En fin, que la idea es ser creativas con los horarios. Si estás en una familia uniparental, es momento de pedir ayuda a tu mamá, familia extendida, amistades y quien se preste, hasta la vecina si es necesario. La crianza es un trabajo en equipo y recuerda que no dormir puede ocasionarte graves consecuencias de salud.
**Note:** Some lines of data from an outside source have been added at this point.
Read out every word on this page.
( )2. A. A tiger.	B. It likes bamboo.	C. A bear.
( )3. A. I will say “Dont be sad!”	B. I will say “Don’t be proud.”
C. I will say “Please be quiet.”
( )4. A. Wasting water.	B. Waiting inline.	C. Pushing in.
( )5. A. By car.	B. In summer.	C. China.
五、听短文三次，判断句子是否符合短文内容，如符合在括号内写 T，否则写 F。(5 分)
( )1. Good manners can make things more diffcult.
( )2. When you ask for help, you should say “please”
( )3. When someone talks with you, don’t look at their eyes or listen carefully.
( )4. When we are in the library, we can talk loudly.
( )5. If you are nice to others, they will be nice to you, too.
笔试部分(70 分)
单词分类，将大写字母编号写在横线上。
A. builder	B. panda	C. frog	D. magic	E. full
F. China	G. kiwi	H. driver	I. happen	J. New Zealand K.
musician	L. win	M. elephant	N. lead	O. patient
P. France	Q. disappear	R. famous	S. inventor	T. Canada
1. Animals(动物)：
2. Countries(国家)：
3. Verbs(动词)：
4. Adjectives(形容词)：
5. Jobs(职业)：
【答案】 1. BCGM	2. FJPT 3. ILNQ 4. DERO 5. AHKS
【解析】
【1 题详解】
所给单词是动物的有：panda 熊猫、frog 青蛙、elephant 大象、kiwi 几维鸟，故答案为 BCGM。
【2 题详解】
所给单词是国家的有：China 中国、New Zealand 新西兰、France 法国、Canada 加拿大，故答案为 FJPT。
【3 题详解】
Por último, recuerda que el primer mes de vida no es el momento en el que quieres imponer hábitos a tu bebé, así que haz todo lo que necesites y creas conveniente para lograr que duerma y duermas tú. No te angusties si tu abuelita te dice que la estás mimando mucho por tenerlo en brazos todo el día, o si te dicen que no deberías hacer colecho. Usa todo lo que tu intuición te diga, mecerlo, bailar, cantarle, ponerle ruido blanco, música relajante, nanas para dormir, llevarlo a pasear en coche o donde sientas que va a descansar. Aunque no duermas tú, la paz de verle dormir te ayudará a descansar un poco también.

Recuerda que esto también va a pasar, es solo un corto periodo de tiempo y en menos de lo que te das cuenta estarás durmiendo otra vez como antes de la llegada de bebé. Todo lo más complicado habrá pasado. Ya tendrás tiempo para nuevas preocupaciones, ¡como no dormir porque son más de las 10 de la noche y aún no llega!